Last week, an important ruling was made in the struggle for appropriate representation of women in the religious institutions, in the framework of a petition filed by the Rackman Center and Ne’emanei Torah v’Avodah, demanding the selection of women within the framework of the ten rabbis appointed to the electing assembly.
Adv. Keren Horowitz and Adv. Shay Zilberberg of the Rackman Center represented the petition.
Despite the disappointment in dismissing the petition out of hand (for reasons of delay), the three judges were united in a clear statement about the merits of our arguments, and all three of them actually invited us to appeal again at the next round of elections to the Chief Rabbinate Council, and even promised that the petition will be heard on these merits , and we will not find ourselves trapped again in a catch 22 – in the words of Justice Handel.

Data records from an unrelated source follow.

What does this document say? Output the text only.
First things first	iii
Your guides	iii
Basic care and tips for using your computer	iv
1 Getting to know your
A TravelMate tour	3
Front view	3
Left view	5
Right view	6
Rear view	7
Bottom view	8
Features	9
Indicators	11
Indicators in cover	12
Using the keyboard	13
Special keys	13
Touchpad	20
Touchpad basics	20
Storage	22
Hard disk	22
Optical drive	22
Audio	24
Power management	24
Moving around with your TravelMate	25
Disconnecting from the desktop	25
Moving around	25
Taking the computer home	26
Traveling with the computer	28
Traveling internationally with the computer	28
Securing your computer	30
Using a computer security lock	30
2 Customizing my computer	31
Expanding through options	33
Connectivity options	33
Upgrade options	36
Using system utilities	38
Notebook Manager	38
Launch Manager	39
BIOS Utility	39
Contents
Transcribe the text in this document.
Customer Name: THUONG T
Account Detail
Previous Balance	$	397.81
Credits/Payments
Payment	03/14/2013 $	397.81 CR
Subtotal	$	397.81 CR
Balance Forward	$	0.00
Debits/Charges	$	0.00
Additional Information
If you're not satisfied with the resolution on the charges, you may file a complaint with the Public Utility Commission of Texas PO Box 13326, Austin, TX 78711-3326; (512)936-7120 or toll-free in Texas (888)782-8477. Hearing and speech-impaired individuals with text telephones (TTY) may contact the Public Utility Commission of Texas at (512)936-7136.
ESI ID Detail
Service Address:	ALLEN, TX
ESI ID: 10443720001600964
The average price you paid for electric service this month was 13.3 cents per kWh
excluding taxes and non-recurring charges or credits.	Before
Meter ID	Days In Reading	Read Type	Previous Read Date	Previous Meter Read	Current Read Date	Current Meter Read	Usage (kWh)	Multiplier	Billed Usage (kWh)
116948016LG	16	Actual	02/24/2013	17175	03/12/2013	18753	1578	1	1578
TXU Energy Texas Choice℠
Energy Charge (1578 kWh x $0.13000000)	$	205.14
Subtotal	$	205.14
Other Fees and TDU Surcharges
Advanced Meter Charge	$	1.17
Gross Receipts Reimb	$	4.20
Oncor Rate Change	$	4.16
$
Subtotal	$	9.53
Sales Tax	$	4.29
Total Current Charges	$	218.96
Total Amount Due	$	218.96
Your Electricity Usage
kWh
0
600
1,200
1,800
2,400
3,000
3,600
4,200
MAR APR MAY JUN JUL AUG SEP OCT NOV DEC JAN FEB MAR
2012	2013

The Supreme Court recognizes that the inappropriate situation of the lack of representation of women in the assembly that elects the Chief Rabbinate Council, as well as the Chief Rabbis, is shameful, and even if our petition was accepted, the Supreme Court judges declared that even then, it was only a request for a tiny representation. Furthermore, both Justice Hendel and Justice Barak’s remarks indicated a readiness for broad interpretation of the term “rabbi,” which allows for the inclusion of a woman so long as she has a broad Torah education and is a respected leader in Torah and Halacha.